Executive Vice President, Chief Creative Officer, Burrell Communications
I’m African American, so that’s always been an underlying theme in this industry. Careerwise, honestly, I have had some instances where it bubbled to the surface, but I had to ignore it. Being from the South, [I knew] that’s just how life is. Growing up, I had no idea advertising even existed. But I was always able to draw, took art classes and went to college as an art major. I was aware of fine art, the masters, et cetera, but had no idea that inside me was this art director. But I took classes in graphic design and found that I had a knack for it. It opened my mind, and my professor said, Lewis, you might be good at commercial art. I went out to San Diego to get a job, looking for work with anyone who would hire me, and I happened to get a job in the production department at an agency. That’s how my career started.
CEO, Co-founder, DoorDash
I was a very curious person from a young age, which eventually led to entrepreneurship. I started my first business when I was 8 and had a number of odd jobs growing up, including working in my mom’s restaurant. My background has taken me from cancer research to business to new technology. I often search for challenging problems and try to find tangible solutions.
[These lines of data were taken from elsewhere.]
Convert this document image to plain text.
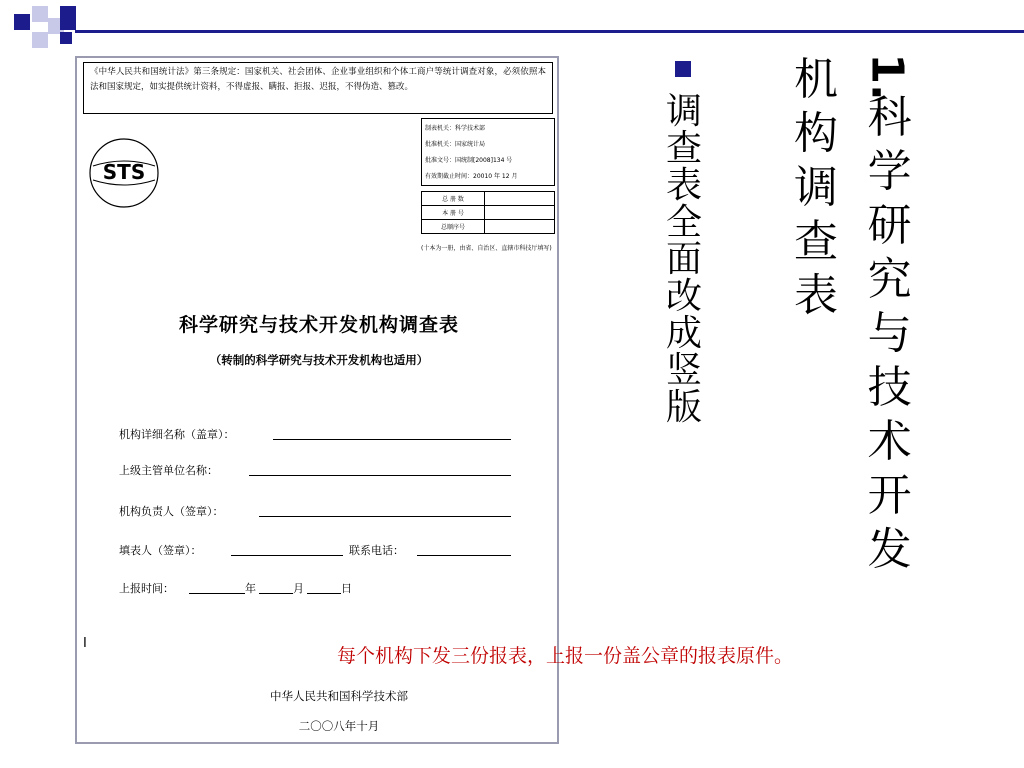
《中华人民共和国统计法》第三条规定：国家机关、社会团体、企业事业组织和个体工商户等统计调查对象，必须依照本法和国家规定，如实提供统计资料，不得虚报、瞒报、拒报、迟报，不得伪造、篡改。
STS
制表机关：科学技术部
批准机关：国家统计局
批准文号：国统制[2008]134 号
有效期截止时间：20010 年 12 月
总 册 数	
本 册 号	
总顺序号	
(十本为一册，由省、自治区、直辖市科技厅填写)
科学研究与技术开发机构调查表
（转制的科学研究与技术开发机构也适用）
机构详细名称（盖章）：
上级主管单位名称：
机构负责人（签章）：
填表人（签章）：	联系电话：
上报时间：	年	月	日
I
中华人民共和国科学技术部
二〇〇八年十月
1.
科
学
研
究
与
技
术
开
发
机
构
调
查
表
调
查
表
全
面
改
成
竖
版
每个机构下发三份报表，上报一份盖公章的报表原件。
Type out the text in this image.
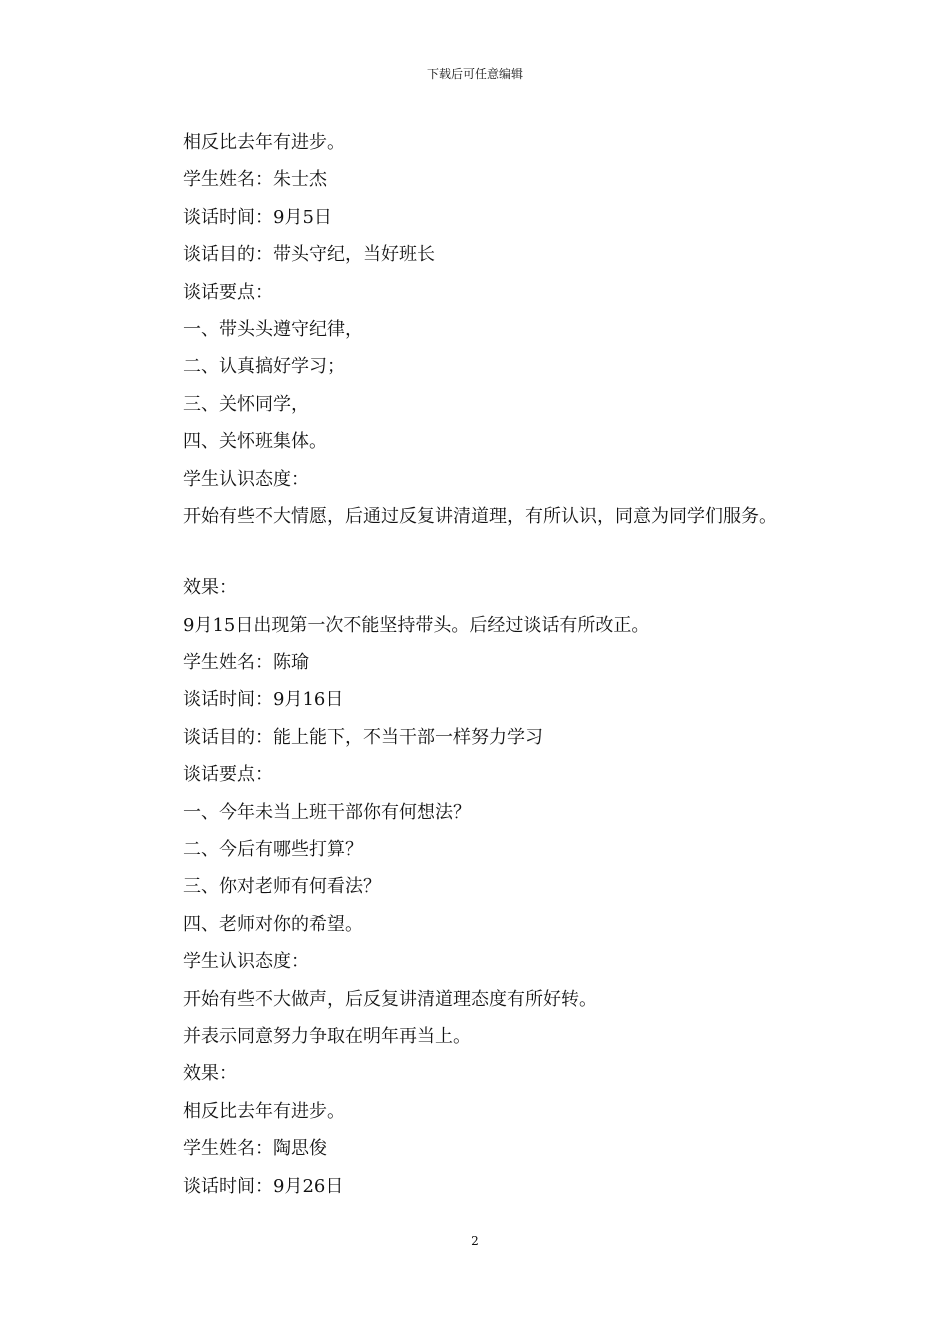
下载后可任意编辑
相反比去年有进步。
学生姓名：朱士杰
谈话时间：9月5日
谈话目的：带头守纪，当好班长
谈话要点：
一、带头头遵守纪律，
二、认真搞好学习；
三、关怀同学，
四、关怀班集体。
学生认识态度：
开始有些不大情愿，后通过反复讲清道理，有所认识，同意为同学们服务。
效果：
9月15日出现第一次不能坚持带头。后经过谈话有所改正。
学生姓名：陈瑜
谈话时间：9月16日
谈话目的：能上能下，不当干部一样努力学习
谈话要点：
一、今年未当上班干部你有何想法？
二、今后有哪些打算？
三、你对老师有何看法？
四、老师对你的希望。
学生认识态度：
开始有些不大做声，后反复讲清道理态度有所好转。
并表示同意努力争取在明年再当上。
效果：
相反比去年有进步。
学生姓名：陶思俊
谈话时间：9月26日
2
Growing a company as fast as DoorDash has grown makes me feel lucky, as it’s like always climbing uphill. Bring on the challenge. I’m wrong about a lot of things all the time, both big and small. I don’t fret about being wrong because you can fix things quickly if you’re humble and willing to change your point of view. Being wrong is also the easiest way to get to the right answer.
As told to Patrick Coffee, Robert Klara, Jason Lynch, Kristina Monllos, Erik Oster, Diana Pearl, Stacy Perman, Katie Richards and Lindsay Rittenhouse.